Несколько рядов двухэтажных галерей под черепичными крышами всех оттенков коричневого, на карнизах сидят голуби. Пряности, канфа, сушеные травы, шоколад, амулеты, зелья, ликеры, украшения из бронзы и серебра. Это старая часть рынка, а дальше начинаются дощатые ряды со всем вперемежку. Там можно разжиться чем-нибудь съестным. Лишь бы за шкирку не сцапали.
Смех смехом, но у Риса это самое уязвимое место. Если схватят за руку, он вывернется. Если за волосы – лягнет каблуком или врежет локтем. А когда хватали за шиворот, он в первый момент цепенел. Потом приходил в себя и начинал вырываться, но в иных переделках счет идет на секунды, и он боялся, что однажды из-за этого по-крупному влипнет. Причем с ним так было всегда, сколько себя помнил. Наверное, тоже какое-то заклятие или сглаз.

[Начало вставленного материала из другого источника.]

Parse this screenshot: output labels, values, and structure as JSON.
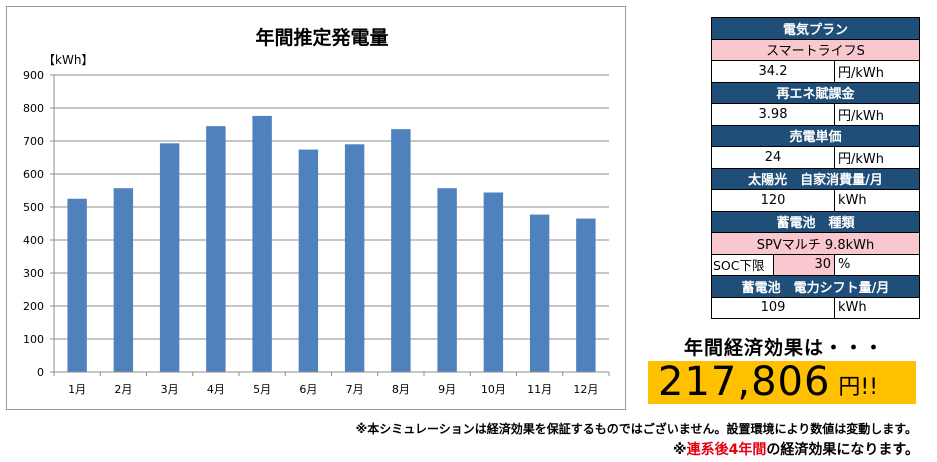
{
  "chart_data": {
    "type": "bar",
    "title": "年間推定発電量",
    "ylabel": "【kWh】",
    "xlabel": "",
    "categories": [
      "1月",
      "2月",
      "3月",
      "4月",
      "5月",
      "6月",
      "7月",
      "8月",
      "9月",
      "10月",
      "11月",
      "12月"
    ],
    "values": [
      525,
      557,
      693,
      745,
      776,
      674,
      690,
      736,
      557,
      544,
      477,
      465
    ],
    "ylim": [
      0,
      900
    ],
    "yticks": [
      0,
      100,
      200,
      300,
      400,
      500,
      600,
      700,
      800,
      900
    ],
    "grid": true,
    "legend": "none",
    "bar_color": "#4f81bd"
  },
  "specs": {
    "plan_header": "電気プラン",
    "plan_value": "スマートライフS",
    "plan_price": "34.2",
    "plan_price_unit": "円/kWh",
    "renew_header": "再エネ賦課金",
    "renew_value": "3.98",
    "renew_unit": "円/kWh",
    "sell_header": "売電単価",
    "sell_value": "24",
    "sell_unit": "円/kWh",
    "self_header": "太陽光　自家消費量/月",
    "self_value": "120",
    "self_unit": "kWh",
    "battery_header": "蓄電池　種類",
    "battery_value": "SPVマルチ 9.8kWh",
    "soc_label": "SOC下限",
    "soc_value": "30",
    "soc_unit": "%",
    "shift_header": "蓄電池　電力シフト量/月",
    "shift_value": "109",
    "shift_unit": "kWh"
  },
  "effect": {
    "title": "年間経済効果は・・・",
    "amount": "217,806",
    "unit": "円!!"
  },
  "notes": {
    "disclaimer": "※本シミュレーションは経済効果を保証するものではございません。設置環境により数値は変動します。",
    "line2_prefix": "※",
    "line2_red": "連系後4年間",
    "line2_suffix": "の経済効果になります。"
  }
}
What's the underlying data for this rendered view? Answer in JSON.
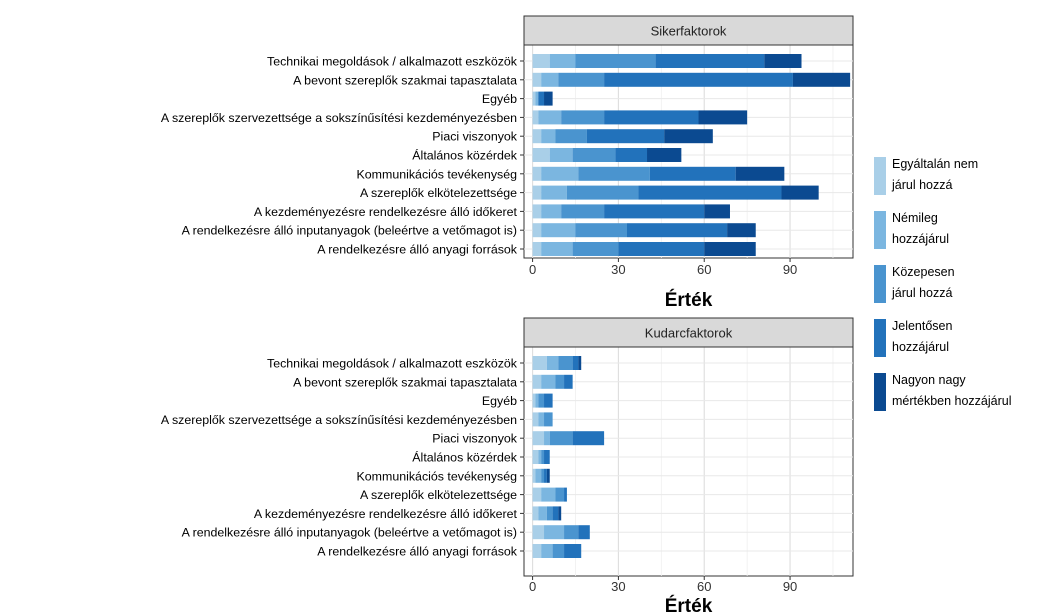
{
  "legend": {
    "entries": [
      {
        "label_lines": [
          "Egyáltalán nem",
          "járul hozzá"
        ],
        "color": "#a9cfe8"
      },
      {
        "label_lines": [
          "Némileg",
          "hozzájárul"
        ],
        "color": "#7bb6e0"
      },
      {
        "label_lines": [
          "Közepesen",
          "járul hozzá"
        ],
        "color": "#4a94cf"
      },
      {
        "label_lines": [
          "Jelentősen",
          "hozzájárul"
        ],
        "color": "#2272bb"
      },
      {
        "label_lines": [
          "Nagyon nagy",
          "mértékben hozzájárul"
        ],
        "color": "#0b4a91"
      }
    ]
  },
  "chart_data": [
    {
      "type": "bar",
      "orientation": "horizontal",
      "stacked": true,
      "title": "Sikerfaktorok",
      "xlabel": "Érték",
      "xlim": [
        -3,
        112
      ],
      "xticks": [
        0,
        30,
        60,
        90
      ],
      "grid": true,
      "categories": [
        "Technikai megoldások / alkalmazott eszközök",
        "A bevont szereplők szakmai tapasztalata",
        "Egyéb",
        "A szereplők szervezettsége a sokszínűsítési kezdeményezésben",
        "Piaci viszonyok",
        "Általános közérdek",
        "Kommunikációs tevékenység",
        "A szereplők elkötelezettsége",
        "A kezdeményezésre rendelkezésre álló időkeret",
        "A rendelkezésre álló inputanyagok (beleértve a vetőmagot is)",
        "A rendelkezésre álló anyagi források"
      ],
      "series": [
        {
          "name": "Egyáltalán nem járul hozzá",
          "values": [
            6,
            3,
            1,
            2,
            3,
            6,
            3,
            3,
            3,
            3,
            3
          ]
        },
        {
          "name": "Némileg hozzájárul",
          "values": [
            9,
            6,
            1,
            8,
            5,
            8,
            13,
            9,
            7,
            12,
            11
          ]
        },
        {
          "name": "Közepesen járul hozzá",
          "values": [
            28,
            16,
            0,
            15,
            11,
            15,
            25,
            25,
            15,
            18,
            16
          ]
        },
        {
          "name": "Jelentősen hozzájárul",
          "values": [
            38,
            66,
            2,
            33,
            27,
            11,
            30,
            50,
            35,
            35,
            30
          ]
        },
        {
          "name": "Nagyon nagy mértékben hozzájárul",
          "values": [
            13,
            20,
            3,
            17,
            17,
            12,
            17,
            13,
            9,
            10,
            18
          ]
        }
      ]
    },
    {
      "type": "bar",
      "orientation": "horizontal",
      "stacked": true,
      "title": "Kudarcfaktorok",
      "xlabel": "Érték",
      "xlim": [
        -3,
        112
      ],
      "xticks": [
        0,
        30,
        60,
        90
      ],
      "grid": true,
      "categories": [
        "Technikai megoldások / alkalmazott eszközök",
        "A bevont szereplők szakmai tapasztalata",
        "Egyéb",
        "A szereplők szervezettsége a sokszínűsítési kezdeményezésben",
        "Piaci viszonyok",
        "Általános közérdek",
        "Kommunikációs tevékenység",
        "A szereplők elkötelezettsége",
        "A kezdeményezésre rendelkezésre álló időkeret",
        "A rendelkezésre álló inputanyagok (beleértve a vetőmagot is)",
        "A rendelkezésre álló anyagi források"
      ],
      "series": [
        {
          "name": "Egyáltalán nem járul hozzá",
          "values": [
            5,
            3,
            1,
            2,
            4,
            2,
            1,
            3,
            2,
            4,
            3
          ]
        },
        {
          "name": "Némileg hozzájárul",
          "values": [
            4,
            5,
            1,
            2,
            2,
            1,
            2,
            5,
            3,
            7,
            4
          ]
        },
        {
          "name": "Közepesen járul hozzá",
          "values": [
            5,
            3,
            2,
            3,
            8,
            1,
            1,
            3,
            2,
            5,
            4
          ]
        },
        {
          "name": "Jelentősen hozzájárul",
          "values": [
            2,
            3,
            3,
            0,
            11,
            2,
            1,
            1,
            2,
            4,
            6
          ]
        },
        {
          "name": "Nagyon nagy mértékben hozzájárul",
          "values": [
            1,
            0,
            0,
            0,
            0,
            0,
            1,
            0,
            1,
            0,
            0
          ]
        }
      ]
    }
  ]
}
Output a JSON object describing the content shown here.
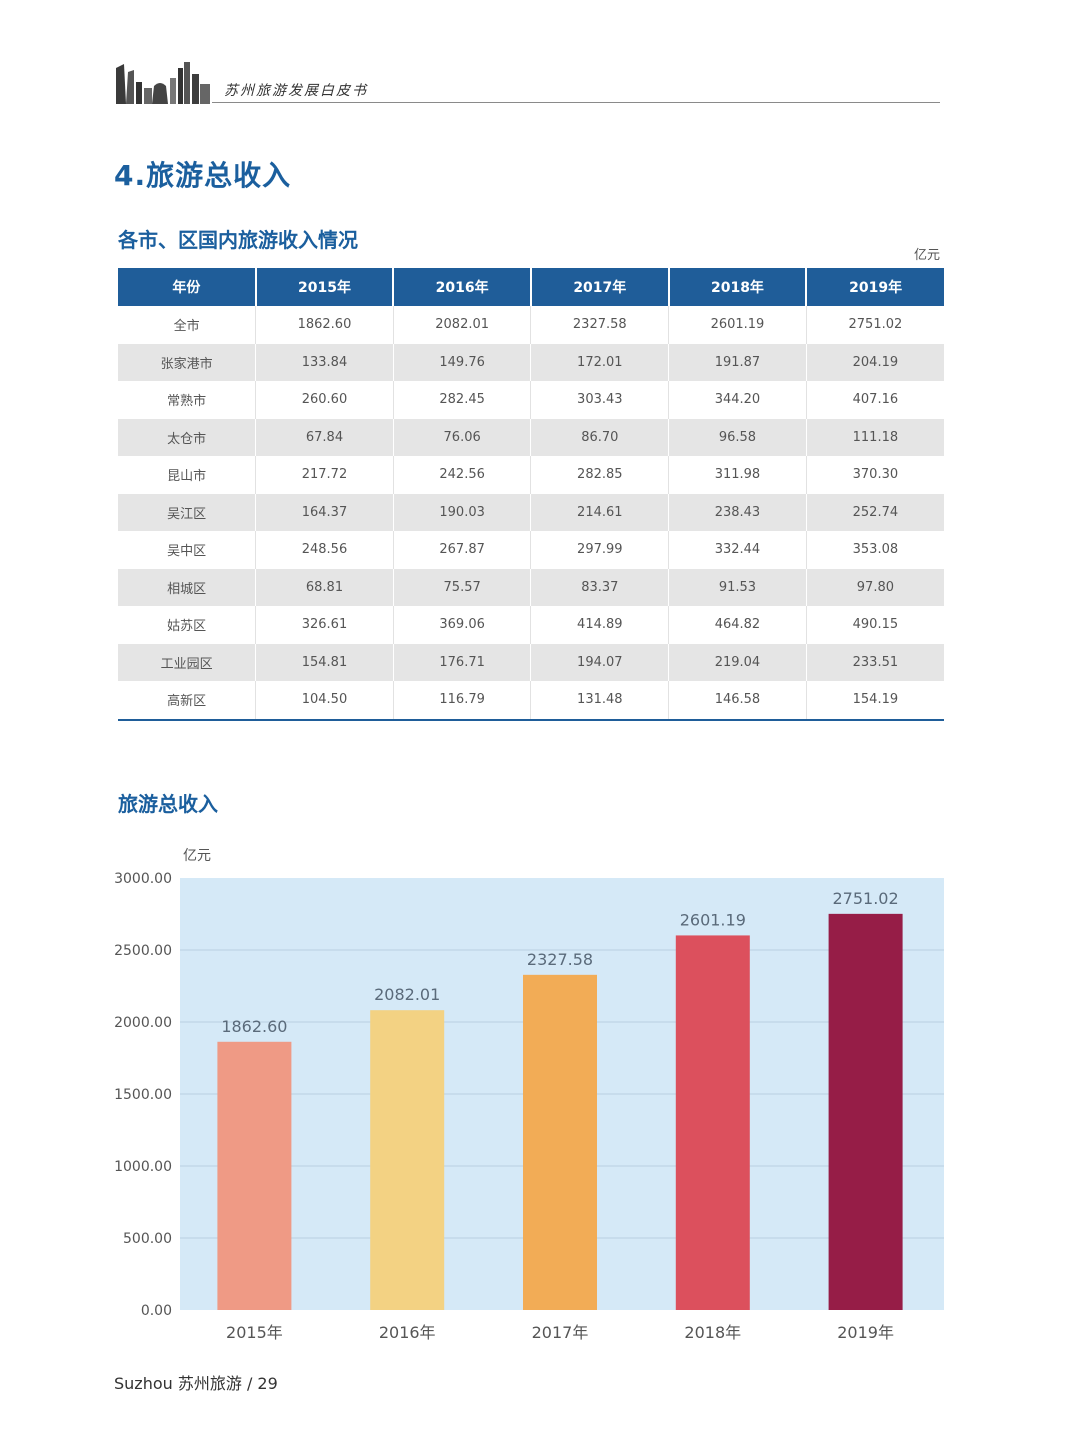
{
  "header": {
    "title": "苏州旅游发展白皮书"
  },
  "section_title": "4.旅游总收入",
  "table": {
    "title": "各市、区国内旅游收入情况",
    "unit": "亿元",
    "columns": [
      "年份",
      "2015年",
      "2016年",
      "2017年",
      "2018年",
      "2019年"
    ],
    "rows": [
      [
        "全市",
        "1862.60",
        "2082.01",
        "2327.58",
        "2601.19",
        "2751.02"
      ],
      [
        "张家港市",
        "133.84",
        "149.76",
        "172.01",
        "191.87",
        "204.19"
      ],
      [
        "常熟市",
        "260.60",
        "282.45",
        "303.43",
        "344.20",
        "407.16"
      ],
      [
        "太仓市",
        "67.84",
        "76.06",
        "86.70",
        "96.58",
        "111.18"
      ],
      [
        "昆山市",
        "217.72",
        "242.56",
        "282.85",
        "311.98",
        "370.30"
      ],
      [
        "吴江区",
        "164.37",
        "190.03",
        "214.61",
        "238.43",
        "252.74"
      ],
      [
        "吴中区",
        "248.56",
        "267.87",
        "297.99",
        "332.44",
        "353.08"
      ],
      [
        "相城区",
        "68.81",
        "75.57",
        "83.37",
        "91.53",
        "97.80"
      ],
      [
        "姑苏区",
        "326.61",
        "369.06",
        "414.89",
        "464.82",
        "490.15"
      ],
      [
        "工业园区",
        "154.81",
        "176.71",
        "194.07",
        "219.04",
        "233.51"
      ],
      [
        "高新区",
        "104.50",
        "116.79",
        "131.48",
        "146.58",
        "154.19"
      ]
    ]
  },
  "chart_data": {
    "type": "bar",
    "title": "旅游总收入",
    "ylabel": "亿元",
    "xlabel": "",
    "categories": [
      "2015年",
      "2016年",
      "2017年",
      "2018年",
      "2019年"
    ],
    "values": [
      1862.6,
      2082.01,
      2327.58,
      2601.19,
      2751.02
    ],
    "value_labels": [
      "1862.60",
      "2082.01",
      "2327.58",
      "2601.19",
      "2751.02"
    ],
    "colors": [
      "#ef9a85",
      "#f3d283",
      "#f2ac56",
      "#dc505d",
      "#961d47"
    ],
    "ylim": [
      0,
      3000
    ],
    "yticks": [
      0,
      500,
      1000,
      1500,
      2000,
      2500,
      3000
    ],
    "ytick_labels": [
      "0.00",
      "500.00",
      "1000.00",
      "1500.00",
      "2000.00",
      "2500.00",
      "3000.00"
    ],
    "grid": true,
    "background": "#d5e9f7"
  },
  "footer": {
    "text": "Suzhou 苏州旅游 / 29"
  },
  "colors": {
    "accent": "#1b5f9e",
    "table_header": "#1f5d99",
    "stripe": "#e5e5e5"
  }
}
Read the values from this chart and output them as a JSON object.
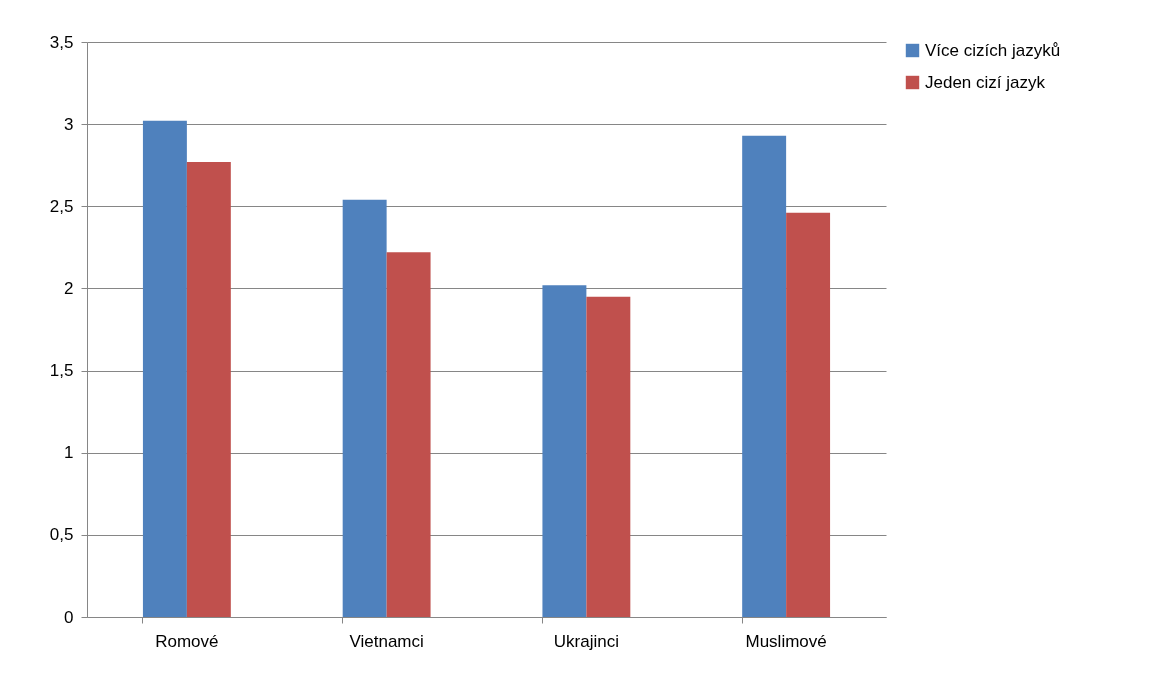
{
  "chart_data": {
    "type": "bar",
    "categories": [
      "Romové",
      "Vietnamci",
      "Ukrajinci",
      "Muslimové"
    ],
    "series": [
      {
        "name": "Více cizích jazyků",
        "color": "#4f81bd",
        "values": [
          3.02,
          2.54,
          2.02,
          2.93
        ]
      },
      {
        "name": "Jeden cizí jazyk",
        "color": "#c0504d",
        "values": [
          2.77,
          2.22,
          1.95,
          2.46
        ]
      }
    ],
    "ylim": [
      0,
      3.5
    ],
    "yticks": [
      0,
      {
        "value": 0.5,
        "label": "0,5"
      },
      1,
      {
        "value": 1.5,
        "label": "1,5"
      },
      2,
      {
        "value": 2.5,
        "label": "2,5"
      },
      3,
      {
        "value": 3.5,
        "label": "3,5"
      }
    ],
    "grid": "y",
    "legend": "right"
  }
}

Под ногами хлюпала грязная жижа. Вокруг толкались, ругались, торговались, зазывали. Гибкий и быстрый, Рис привычно маневрировал в рыночной давке, озираясь в поисках пищи. Уязвимый загривок прикрывают волосы – это хорошо, и на глаза падают волосы – тоже хорошо, как будто крадешься в травяных зарослях.
На дощатом прилавке пироги с капустой. Нельзя. У женщины, которая их продает, каждый грош на счету: купить младшему молока, справить старшему башмаки – прежние стали маловаты, да еще заплатить домовладельцу… Рис проскользнул мимо, как тень, ничего не тронув.
Копченые колбасы. Тоже нельзя. Продает их наемная работница, которой придется расплачиваться за потерю из своего кармана, и она это примет, как еще один удар, как повод для новой горькой обиды. Рис не хотел быть причиной таких переживаний и опять прошел мимо.
А здесь – пироги с рыбой. Можно! Мужику, который их привез, на все наплевать с высокой башни. Он не считал их, ему бы поскорей сбыть товар с рук – не важно, с прибылью или в убыток, а после засесть в трактире, и пусть жена ругается, сколько влезет. А нечего было посылать человека на рынок, в то время как человек собирался выпить с приятелями! Не для того он на этой скопидомке женился.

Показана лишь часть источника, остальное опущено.